Alexander H S, Key D W, Nagy E
Department of Pathobiology, University of Guelph, Ontario.
Can J Vet Res. 1998 Jan;62(1):68-71.
The polymerase chain reaction (PCR) was used to amplify DNA of infectious laryngotracheitis virus (ILTV) isolates obtained from field specimens. The examined 47 samples included 37 isolates representing 35 cases of infectious laryngotracheitis from Ontario and 10 isolates originating from 10 field cases in New Brunswick. The viruses were grown in either embryonated chicken eggs or cell culture, the DNA extracted and amplified using primers designed from the sequence information of a 1.1 kb BamHI fragment of the Ontario 1598 ILTV strain.

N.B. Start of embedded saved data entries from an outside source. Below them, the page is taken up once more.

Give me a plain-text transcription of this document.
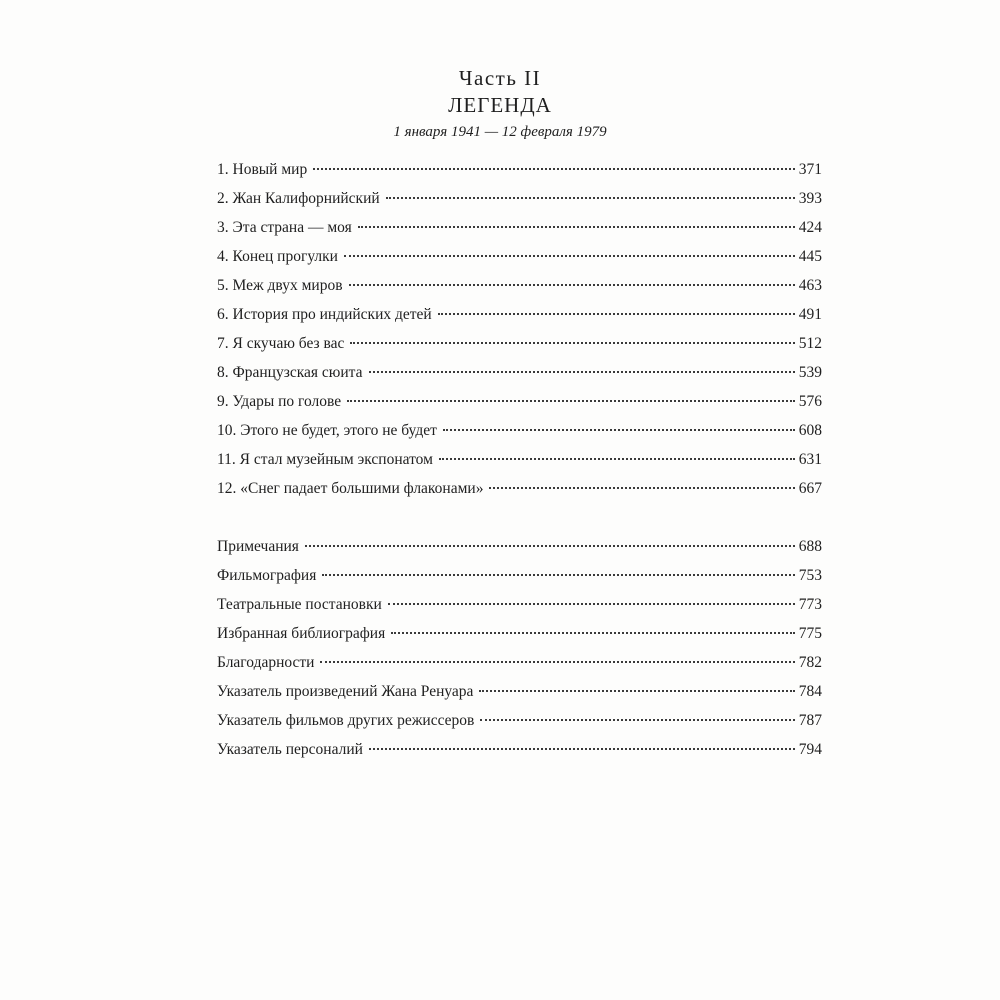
Часть II
ЛЕГЕНДА
1 января 1941 — 12 февраля 1979
1. Новый мир	371
2. Жан Калифорнийский	393
3. Эта страна — моя	424
4. Конец прогулки	445
5. Меж двух миров	463
6. История про индийских детей	491
7. Я скучаю без вас	512
8. Французская сюита	539
9. Удары по голове	576
10. Этого не будет, этого не будет	608
11. Я стал музейным экспонатом	631
12. «Снег падает большими флаконами»	667
Примечания	688
Фильмография	753
Театральные постановки	773
Избранная библиография	775
Благодарности	782
Указатель произведений Жана Ренуара	784
Указатель фильмов других режиссеров	787
Указатель персоналий	794
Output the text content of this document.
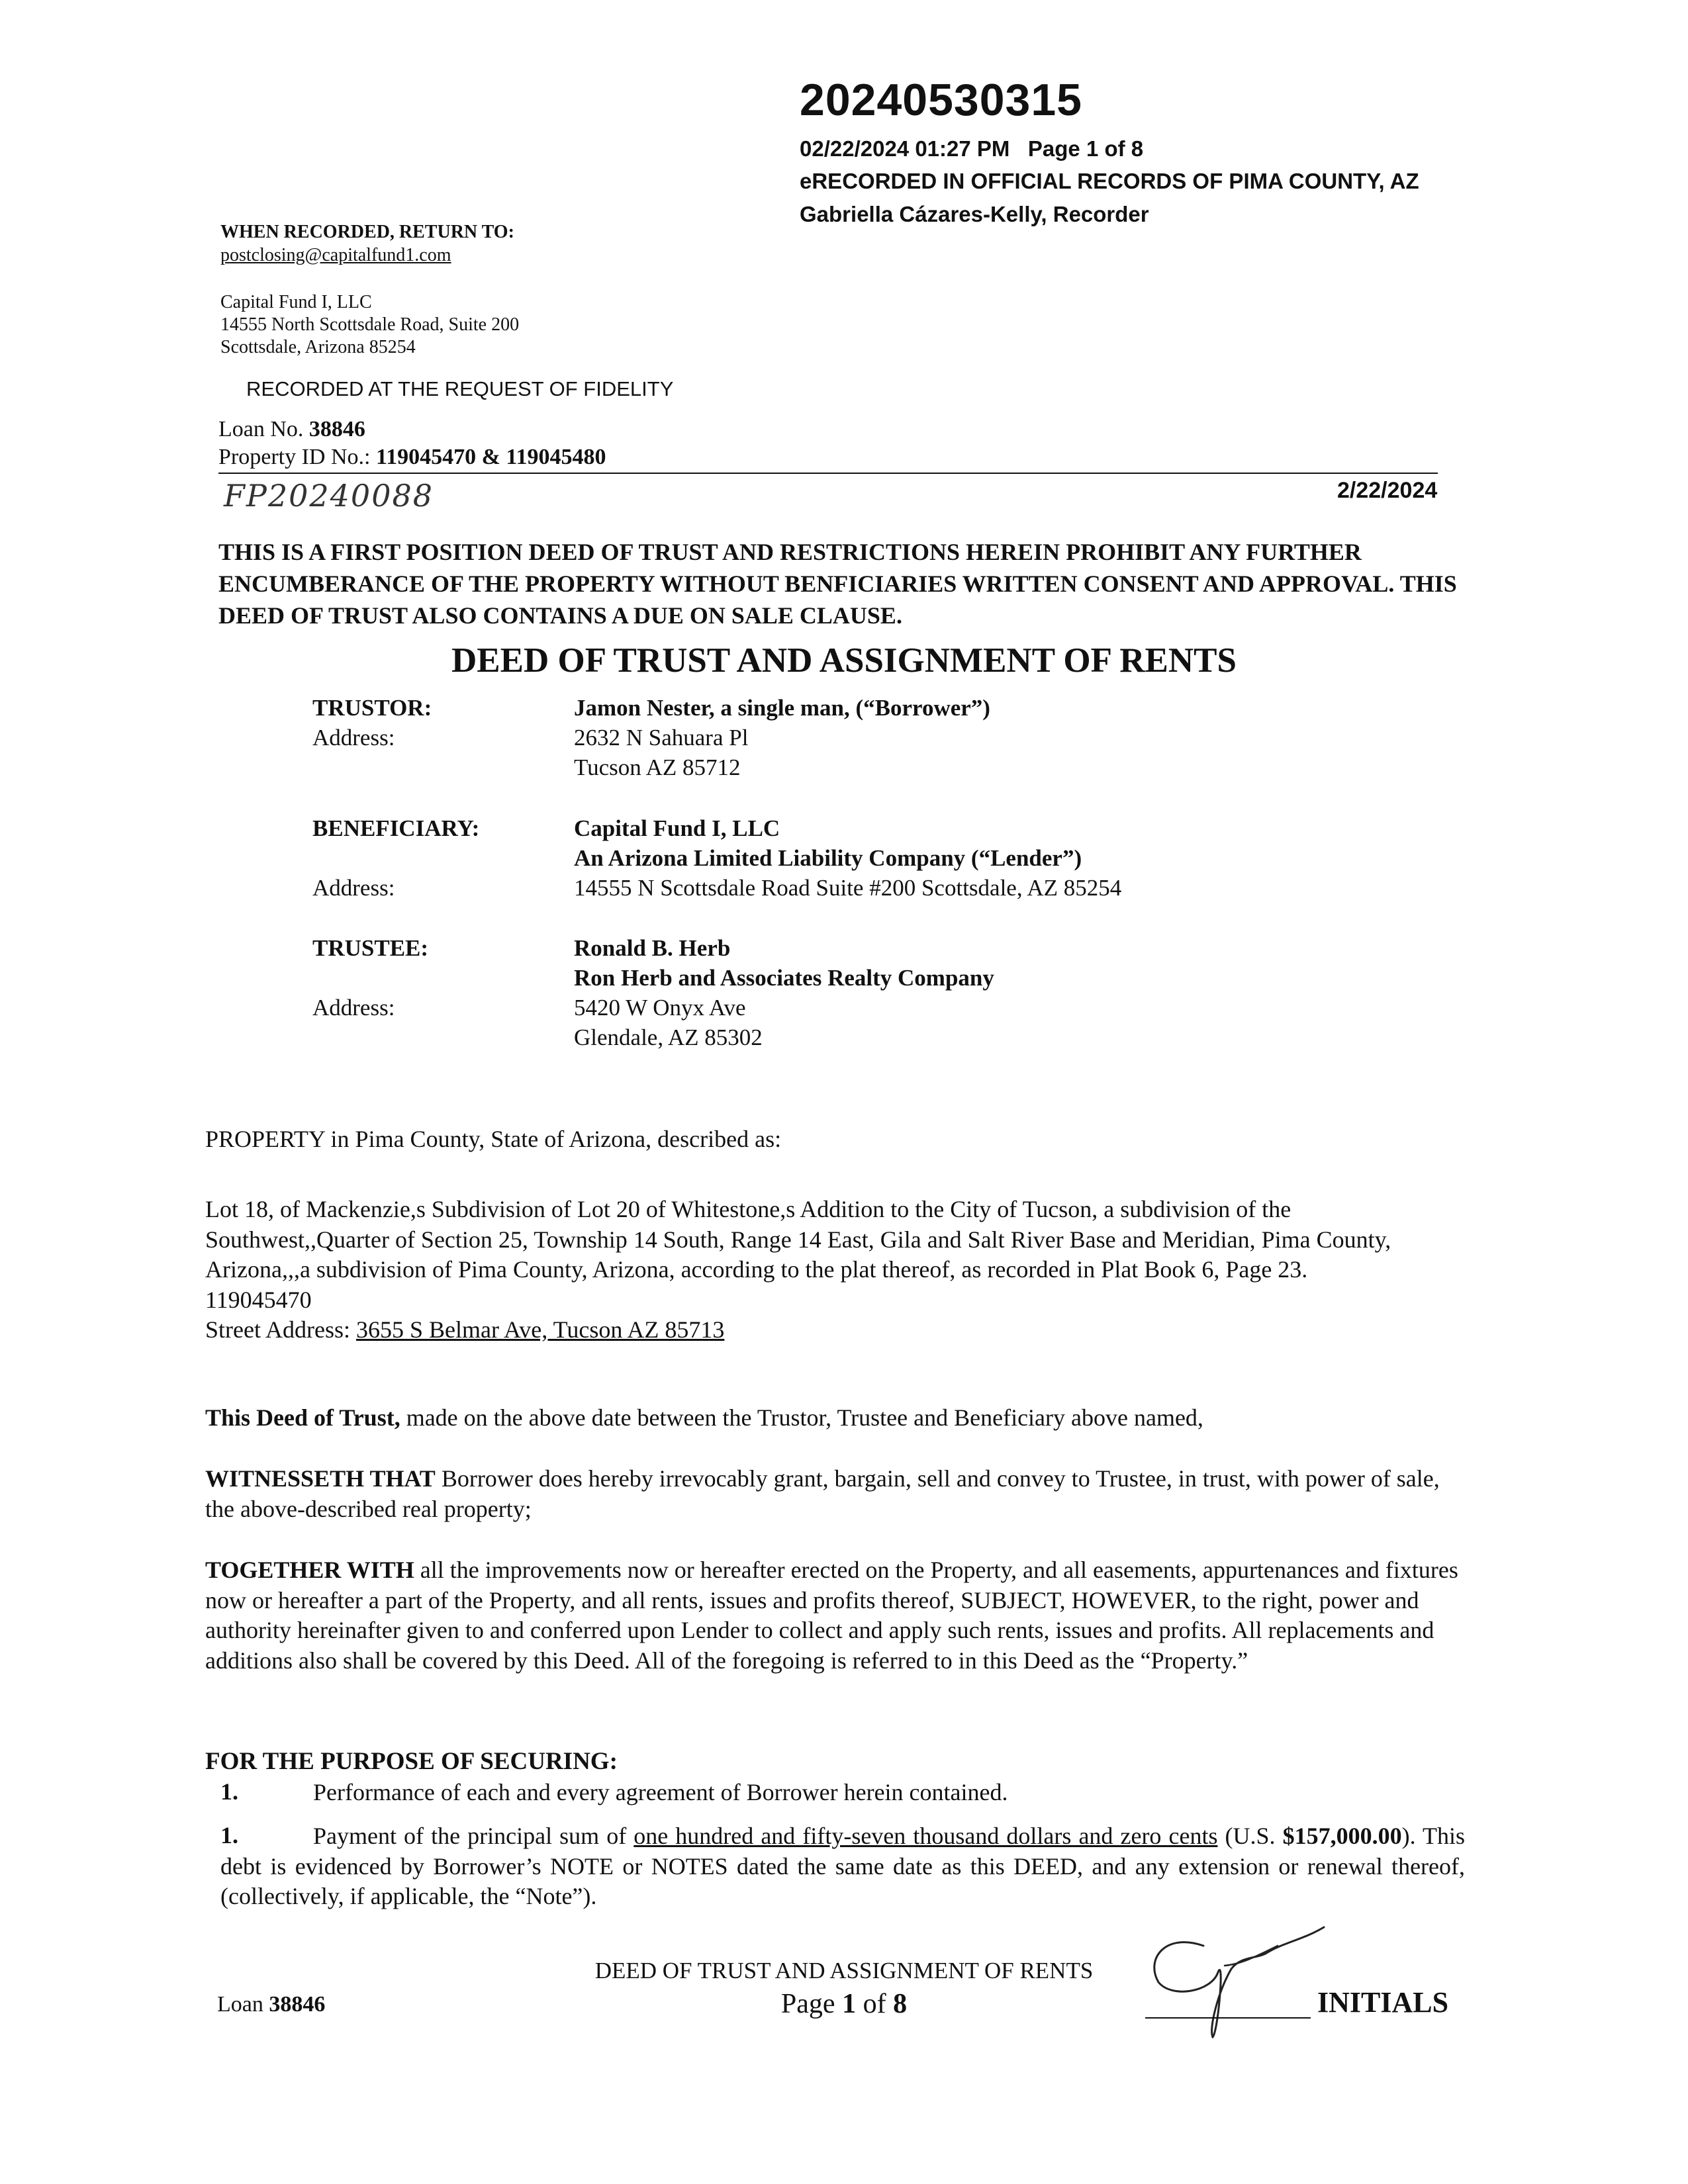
20240530315
02/22/2024 01:27 PM   Page 1 of 8
eRECORDED IN OFFICIAL RECORDS OF PIMA COUNTY, AZ
Gabriella Cázares-Kelly, Recorder
WHEN RECORDED, RETURN TO:
postclosing@capitalfund1.com
Capital Fund I, LLC
14555 North Scottsdale Road, Suite 200
Scottsdale, Arizona 85254
RECORDED AT THE REQUEST OF FIDELITY
Loan No. 38846
Property ID No.: 119045470 & 119045480
FP20240088	2/22/2024
THIS IS A FIRST POSITION DEED OF TRUST AND RESTRICTIONS HEREIN PROHIBIT ANY FURTHER ENCUMBERANCE OF THE PROPERTY WITHOUT BENFICIARIES WRITTEN CONSENT AND APPROVAL. THIS DEED OF TRUST ALSO CONTAINS A DUE ON SALE CLAUSE.
DEED OF TRUST AND ASSIGNMENT OF RENTS
TRUSTOR:	Jamon Nester, a single man, (“Borrower”)
Address:	2632 N Sahuara Pl
Tucson AZ 85712
BENEFICIARY:	Capital Fund I, LLC
An Arizona Limited Liability Company (“Lender”)
Address:	14555 N Scottsdale Road Suite #200 Scottsdale, AZ 85254
TRUSTEE:	Ronald B. Herb
Ron Herb and Associates Realty Company
Address:	5420 W Onyx Ave
Glendale, AZ 85302
PROPERTY in Pima County, State of Arizona, described as:
Lot 18, of Mackenzie,s Subdivision of Lot 20 of Whitestone,s Addition to the City of Tucson, a subdivision of the Southwest,,Quarter of Section 25, Township 14 South, Range 14 East, Gila and Salt River Base and Meridian, Pima County, Arizona,,,a subdivision of Pima County, Arizona, according to the plat thereof, as recorded in Plat Book 6, Page 23.
119045470
Street Address: 3655 S Belmar Ave, Tucson AZ 85713
This Deed of Trust, made on the above date between the Trustor, Trustee and Beneficiary above named,
WITNESSETH THAT Borrower does hereby irrevocably grant, bargain, sell and convey to Trustee, in trust, with power of sale, the above-described real property;
TOGETHER WITH all the improvements now or hereafter erected on the Property, and all easements, appurtenances and fixtures now or hereafter a part of the Property, and all rents, issues and profits thereof, SUBJECT, HOWEVER, to the right, power and authority hereinafter given to and conferred upon Lender to collect and apply such rents, issues and profits. All replacements and additions also shall be covered by this Deed. All of the foregoing is referred to in this Deed as the “Property.”
FOR THE PURPOSE OF SECURING:
1.	Performance of each and every agreement of Borrower herein contained.
1.	Payment of the principal sum of one hundred and fifty-seven thousand dollars and zero cents (U.S. $157,000.00). This debt is evidenced by Borrower’s NOTE or NOTES dated the same date as this DEED, and any extension or renewal thereof, (collectively, if applicable, the “Note”).
Loan 38846
DEED OF TRUST AND ASSIGNMENT OF RENTS
Page 1 of 8	INITIALS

Thirty-four of the Ontario isolates and all of the New Brunswick isolates were amplified successfully. This suggests that the selected primers would be useful for the majority of the isolates encountered in outbreaks of ILTV.
采用聚合酶链反应(PCR)扩增从现场样本中获得的传染性喉气管炎病毒(ILTV)分离株的DNA。所检测的47个样本包括37个分离株,代表安大略省35例传染性喉气管炎病例,以及10个来自新不伦瑞克省10例现场病例的分离株。病毒在鸡胚或细胞培养物中培养,提取DNA并使用根据安大略省1598 ILTV株1.1 kb BamHI片段的序列信息设计的引物进行扩增。安大略省的34个分离株和新不伦瑞克省的所有分离株均成功扩增。这表明所选择的引物对ILTV疫情中遇到的大多数分离株都有用。